Positive data published for Jakavi in chronic GvHD

pharmafile | July 15, 2021 | News story | |   

Incyte and Novartis have announced the publication of positive data from Phase III trials in NEJM, demonstrating Jakavi (ruxolitinib) significantly improved outcomes in patients with steroid-refractory/dependent chronic graft-versus-host disease (GvHD) compared to best available therapy (BAT).

The REACH3 study, jointly sponsored by Incyte and Novartis, study found that treatment with Jakavi led to significant improvements in overall response rate (ORR) at week 24. Furthermore, best overall response rate at any time up to week 24 was achieved in 76.4% of patients in the Jakavi arm compared to 60.4% in the BAT arm.

The study also found that patients on Jakavi achieved longer failure-free survival than patients receiving BAT, and also Jakavi-treated patients had greater improvements in self-reported symptoms compared to BAT.

Dr Robert Zeiser, from the University Hospital Freiburg, Department of Haematology, Oncology and Stem Cell Transplantation, said: “Patients with chronic GvHD can experience severe and life-threatening symptoms in different organs around the body, which makes the disease more difficult to treat and increases the risk of poor outcomes.

“With these new results from REACH3, we can see more clearly the potential benefits of what may become a new standard of care for chronic GvHD patients who have not adequately responded to first-line steroids.”

Ruxolitinib is an oral inhibitor of the JAK 1 and JAK 2 tyrosine kinases, and is approved by the FDA for treatment of polycythemia vera in adults who have had an inadequate response to or are intolerant of hydroxyurea, in adults with intermediate or high-risk myelofibrosis, including primary MF, post-polycythemia vera MF, and post-essential thrombocythemia MF, and for treatment of steroid-refractory acute GvHD in adult and pediatric patients 12 years and older.

Jakavi is marketed by Novartis outside of the US, and by Incyte inside the US as Jakafi.

Susanne Schaffert, PhD, President of Novartis Oncology, said: “These new Jakavi data underscore its potential benefits and the importance of making it available to patients at risk for an all-too-common and life-threatening complication of stem cell transplants.

“We are pleased that regulatory submissions are underway and will continue to work toward wide accessibility of this important new medicine for GvHD.”

GvHD is an immune condition that occurs after transplant procedures when immune cells from the donor (known as the graft or graft cells) attack the recipient patient host’s tissues; the disease is a side effect that is common after an allogeneic bone marrow transplant (stem cell transplant).

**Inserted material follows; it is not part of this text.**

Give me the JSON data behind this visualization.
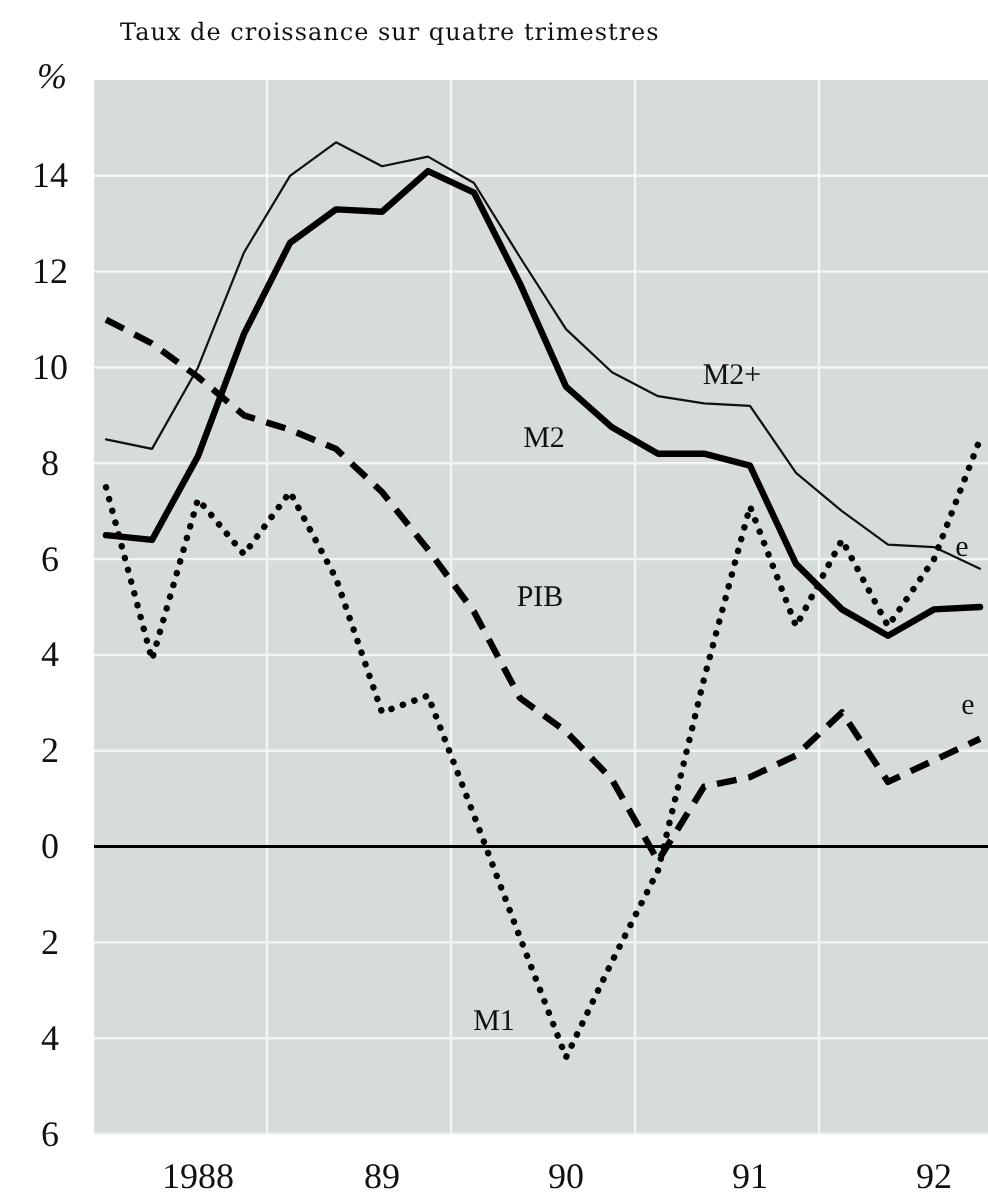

Tissues from healthy donors are checked prior to bone marrow transplant to see how closely matched they are to the host’s own cells. When there is a close match in certain genetic markers, the risk of the disease is lower. The disease can range from mild to life-threatening in severity and there are two types of GVHD: acute GVHD and chronic GVHD.

The chance of developing GVHD is around 30%-40% when the donor and recipient are related and around 60%-80% when the donor and recipient are not related.